- Length: 8.3 mi (13.4 km)
- Location: Teton Range
- Trailheads: Valley Trail Granite Canyon Trail
- Use: Hiking
- Elevation change: Approximate gain of 2,500 ft (760 m)
- Highest point: Mount Hunt Divide, 9,698 ft (2,956 m)
- Lowest point: Valley Trail, 7,200 ft (2,200 m)
- Difficulty: Strenuous
- Season: Summer to Fall
- Sights: Teton Range
- Hazards: Severe weather

= Open Canyon Trail =

Hiking trail in Wyoming, United States

The Open Canyon Trail is a 8.3 mi long hiking trail in Grand Teton National Park in the U.S. state of Wyoming. The trail begins at a junction with the Valley Trail and is most easily accessed with a 3 mi hike on the Valley Trail from the trailhead near the White Grass Ranger Station Historic District.

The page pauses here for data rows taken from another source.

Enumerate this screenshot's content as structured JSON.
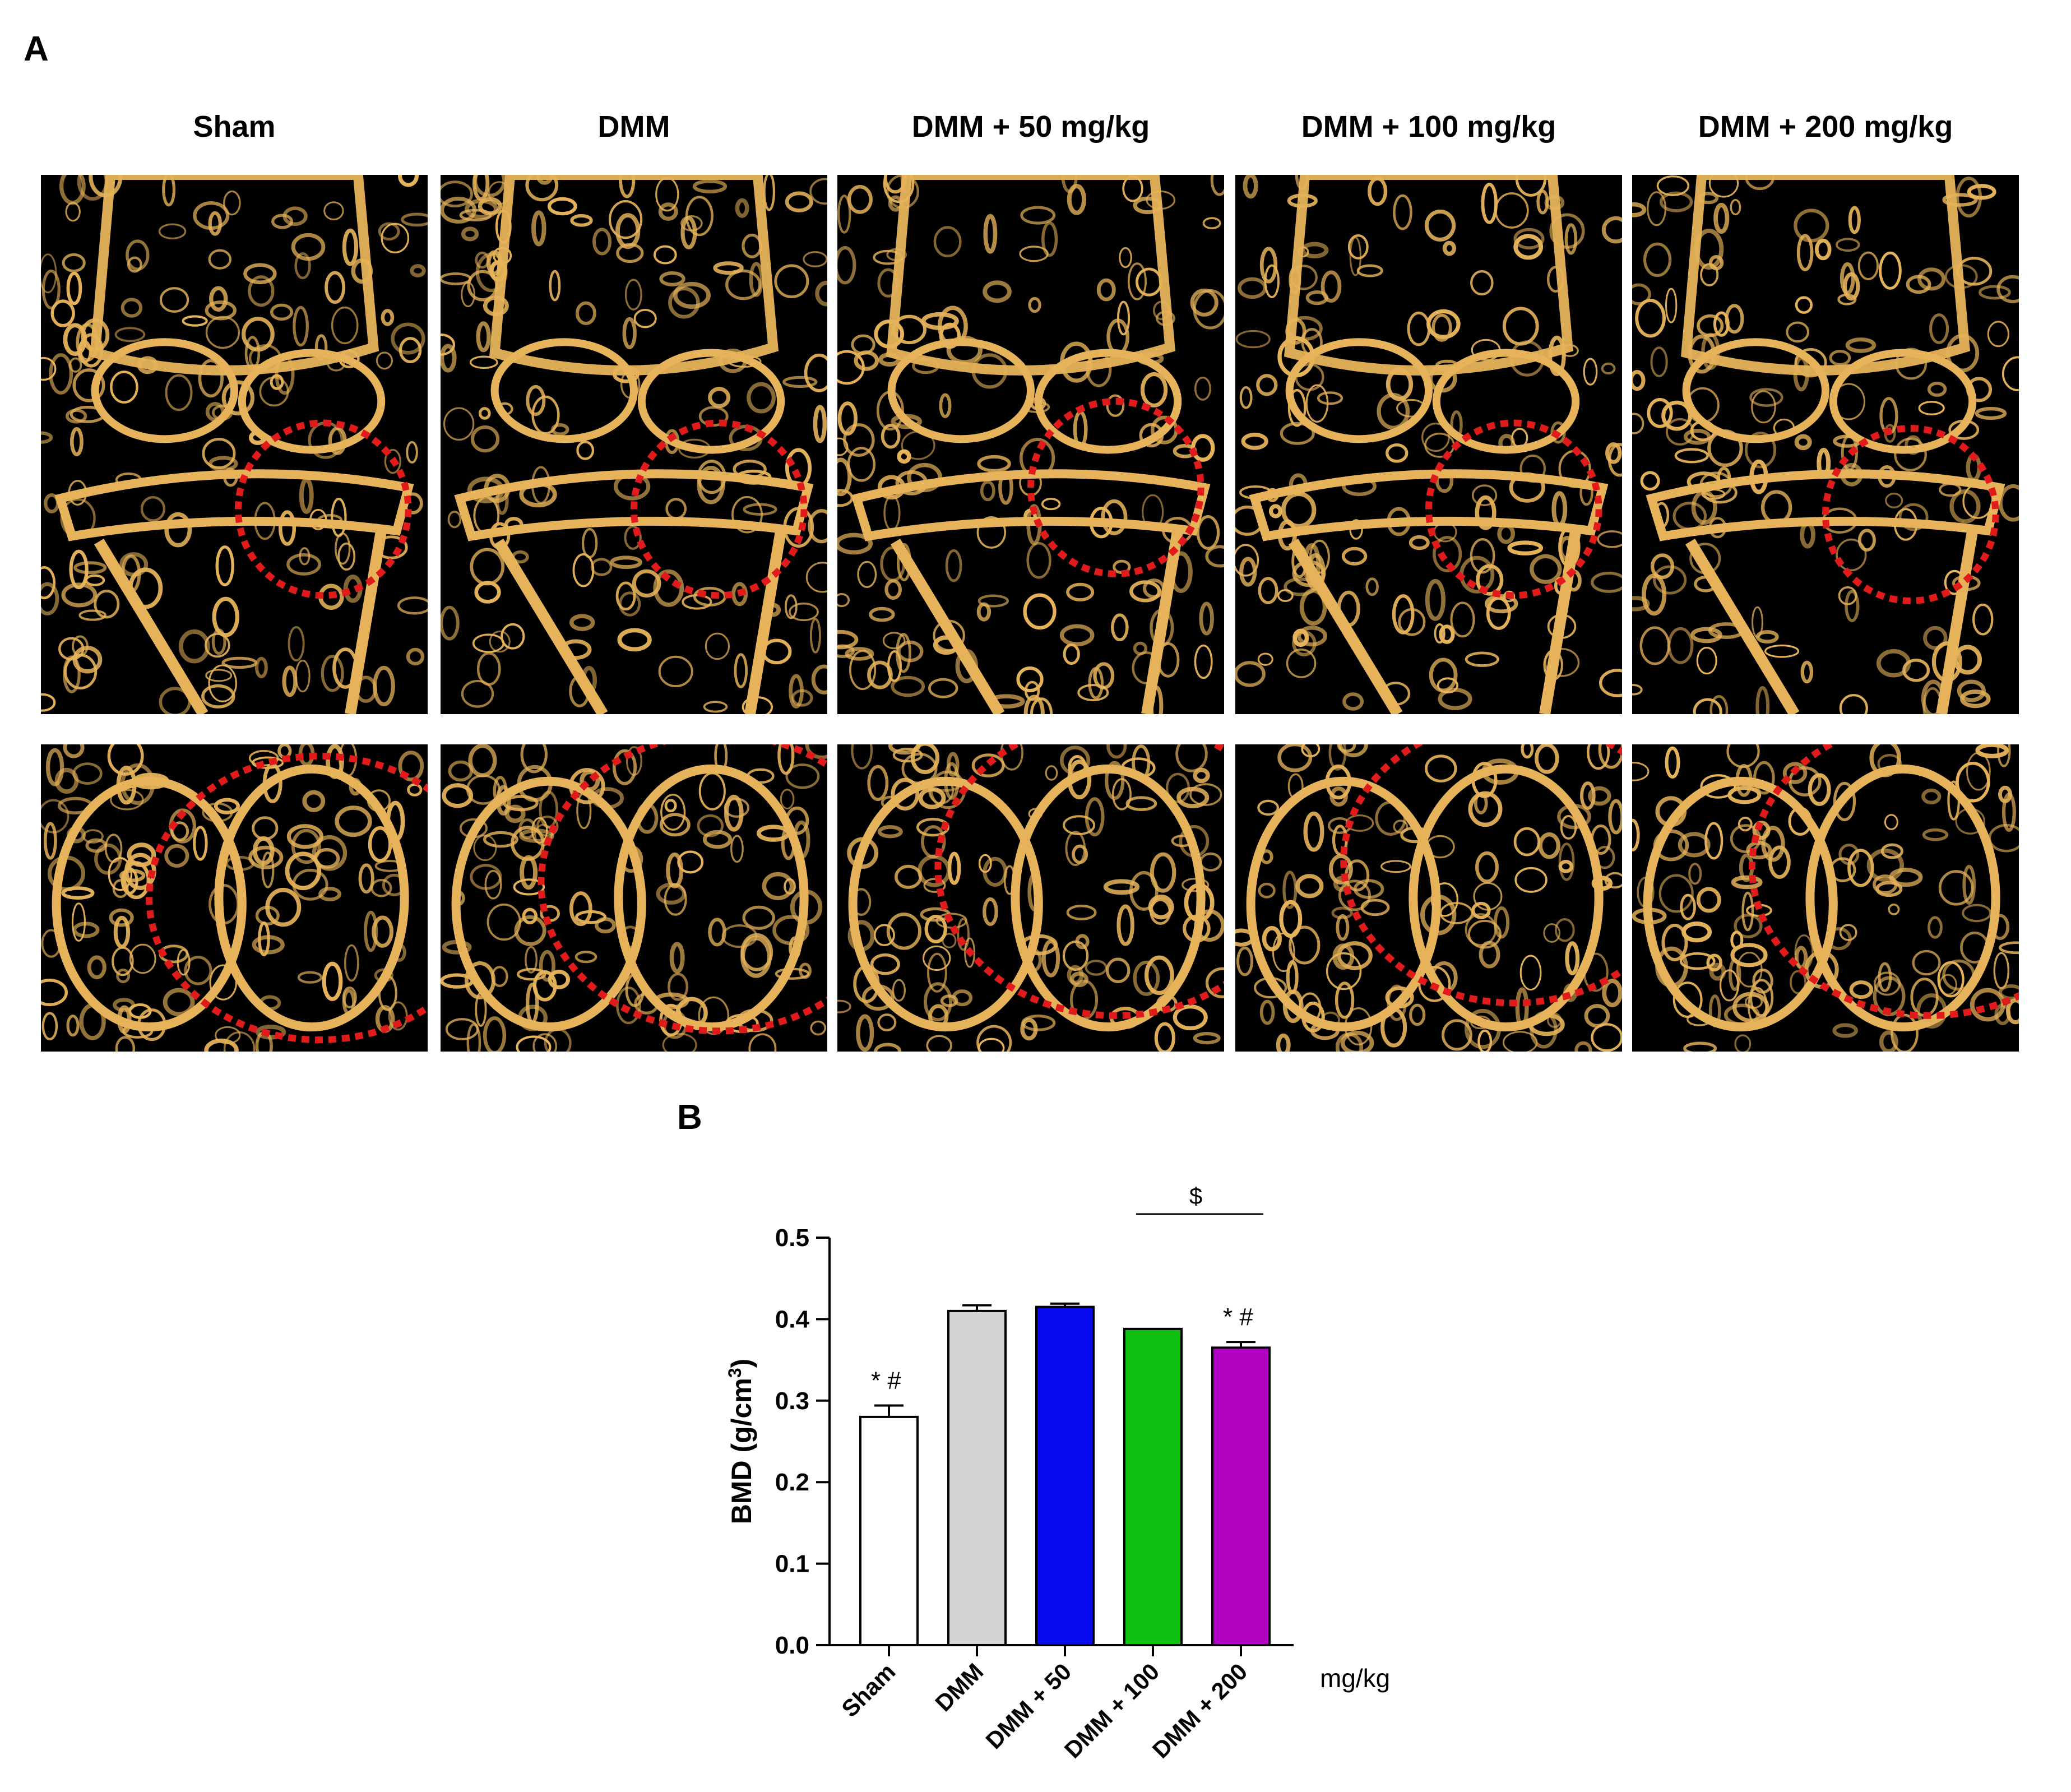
{
  "panel_a": {
    "letter": "A",
    "columns": [
      "Sham",
      "DMM",
      "DMM + 50 mg/kg",
      "DMM + 100 mg/kg",
      "DMM + 200 mg/kg"
    ],
    "image_rows": [
      "coronal micro-CT",
      "axial micro-CT"
    ],
    "highlight_color": "#e11b1b",
    "bone_color": "#e6b35a"
  },
  "panel_b": {
    "letter": "B",
    "chart_data": {
      "type": "bar",
      "categories": [
        "Sham",
        "DMM",
        "DMM + 50",
        "DMM + 100",
        "DMM + 200"
      ],
      "values": [
        0.28,
        0.41,
        0.415,
        0.388,
        0.365
      ],
      "errors": [
        0.014,
        0.007,
        0.004,
        0.0,
        0.007
      ],
      "colors": [
        "#ffffff",
        "#d3d3d3",
        "#0a0aef",
        "#10c010",
        "#b000c0"
      ],
      "ylabel": "BMD (g/cm",
      "ylabel_sup": "3",
      "ylabel_end": ")",
      "xunit": "mg/kg",
      "ylim": [
        0,
        0.5
      ],
      "yticks": [
        "0.0",
        "0.1",
        "0.2",
        "0.3",
        "0.4",
        "0.5"
      ],
      "annotations": {
        "sham": "* #",
        "dmm200": "* #",
        "bracket": "$"
      }
    }
  }
}
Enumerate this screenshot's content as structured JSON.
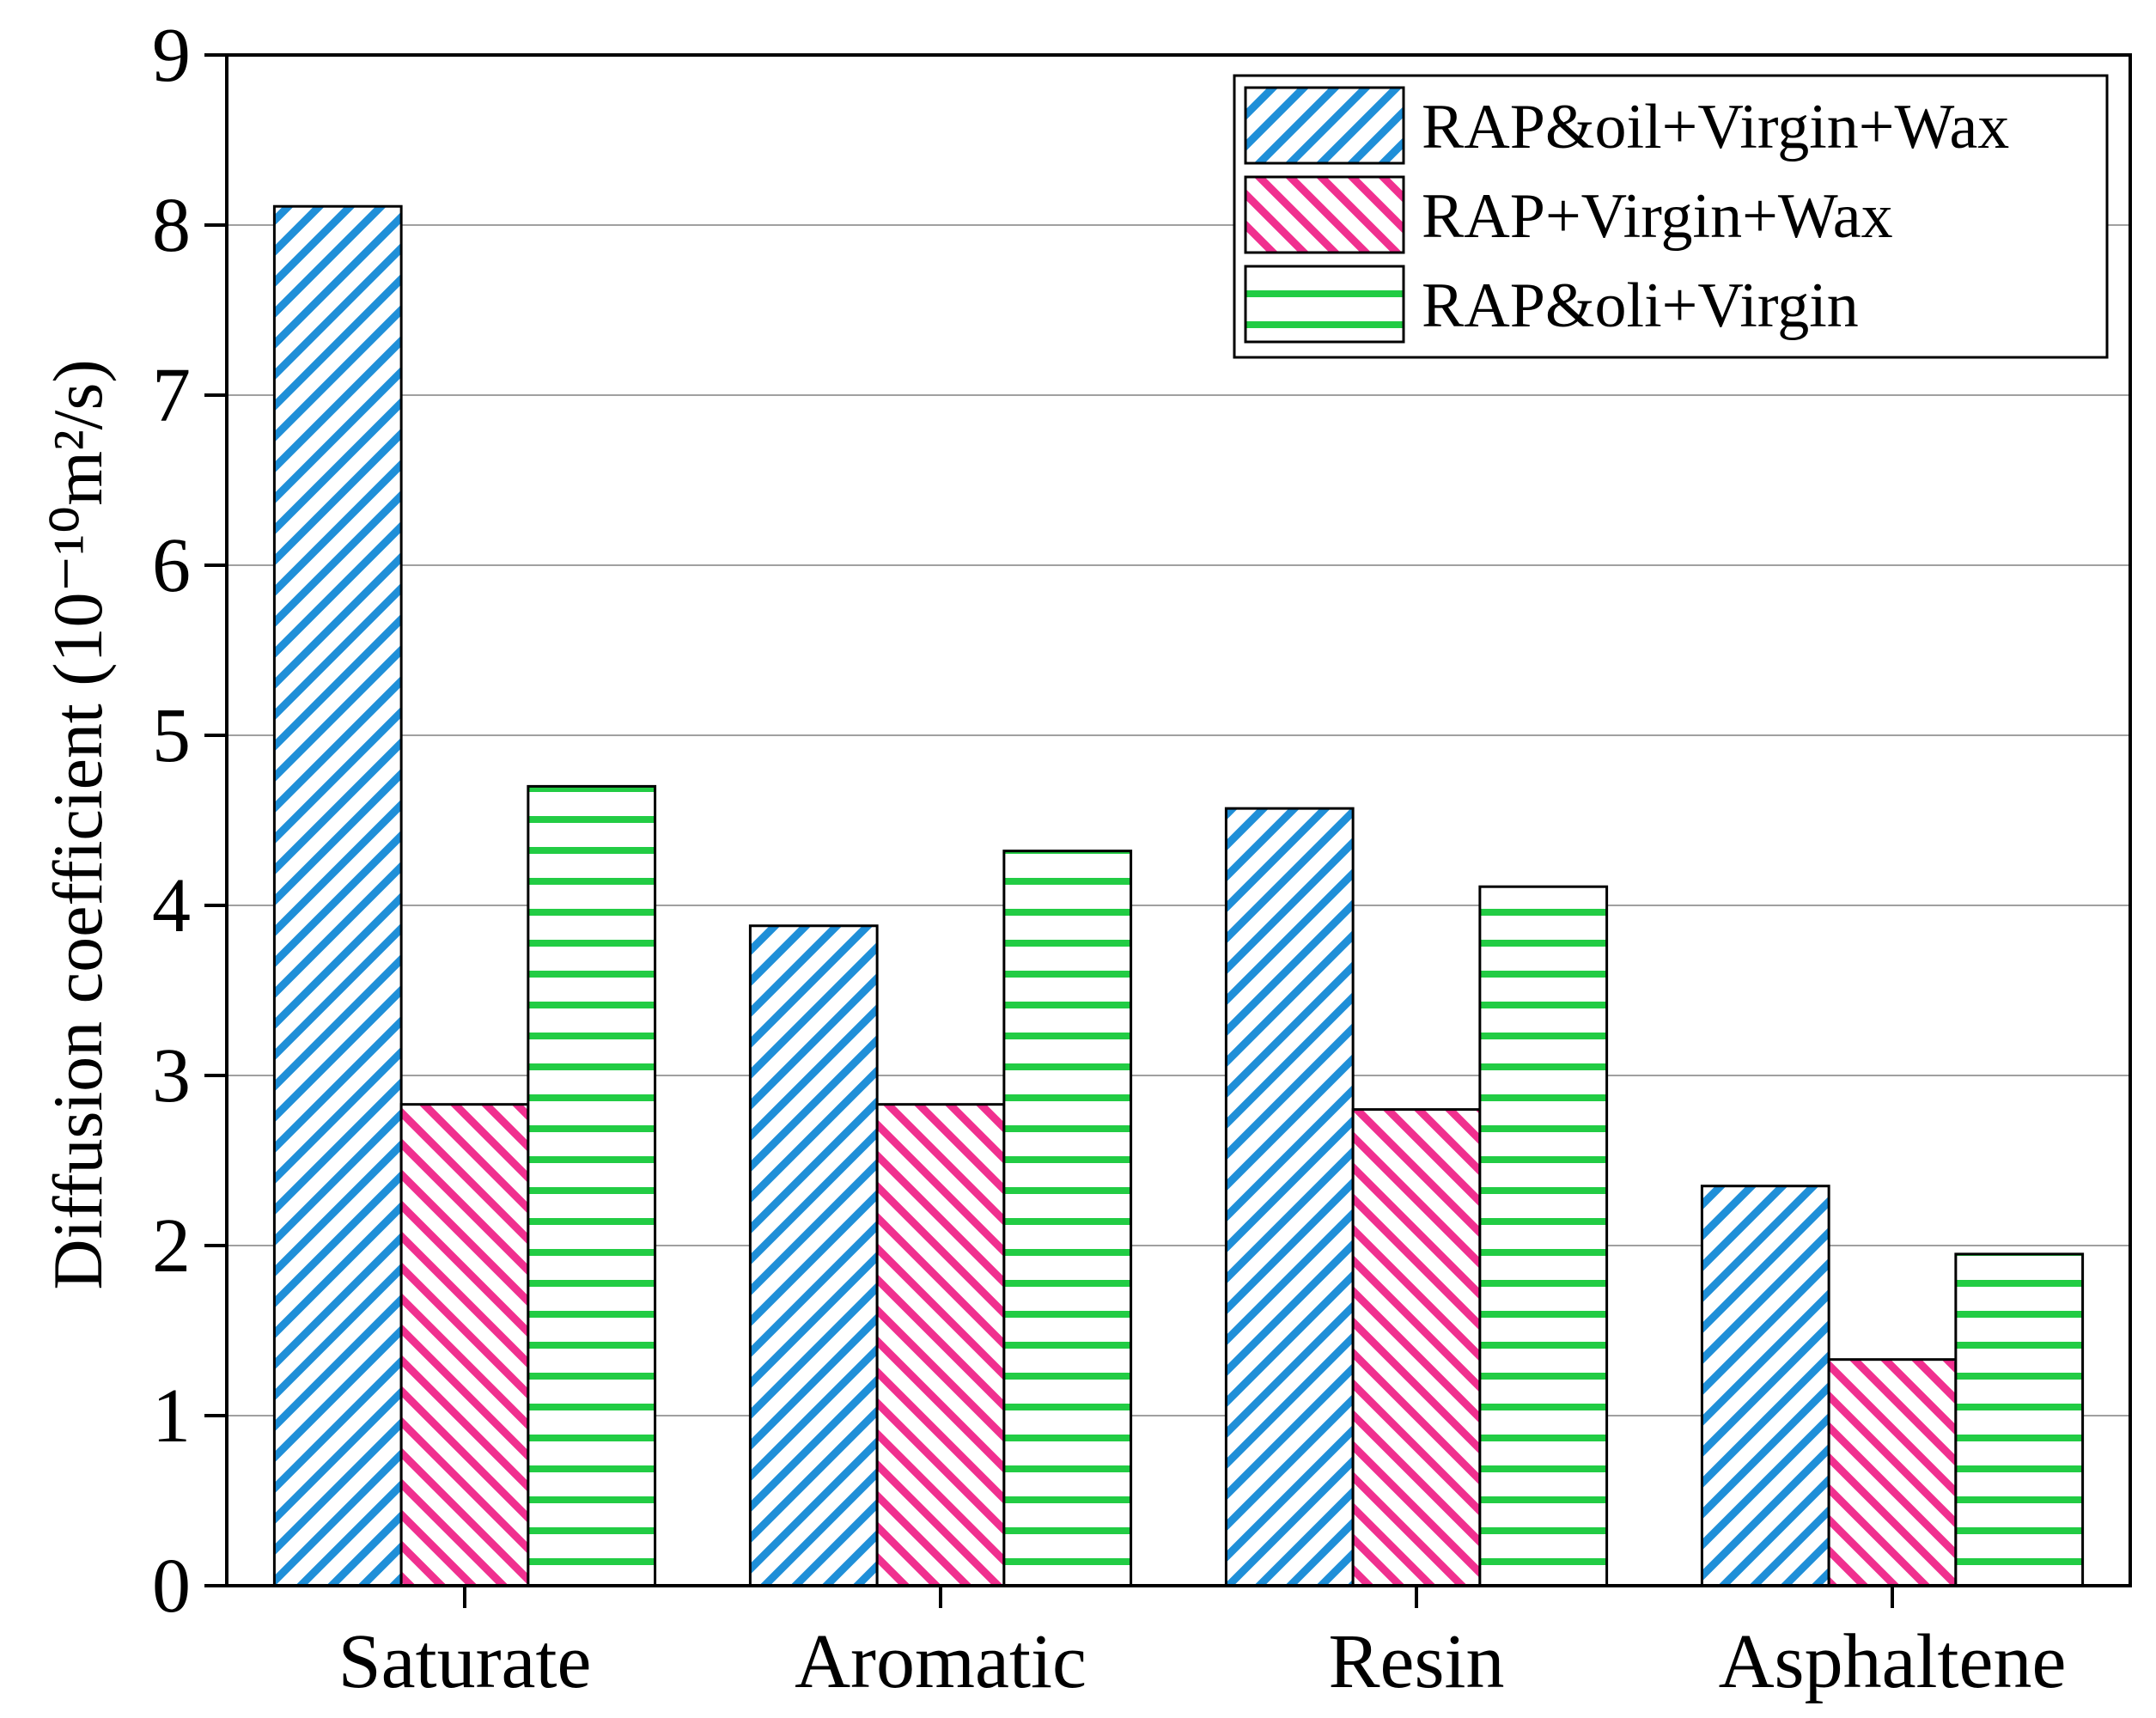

From there the trail heads west from Phelps Lake to Mount Hunt Divide and then descends into Granite Canyon. The trail traverses the entire length of Open Canyon. Indian Lake and Coyote Lake as well as Mount Hunt can also be reached from the trail but each require off trail navigation to access. There are two different camping zones in the canyon which are available by permit.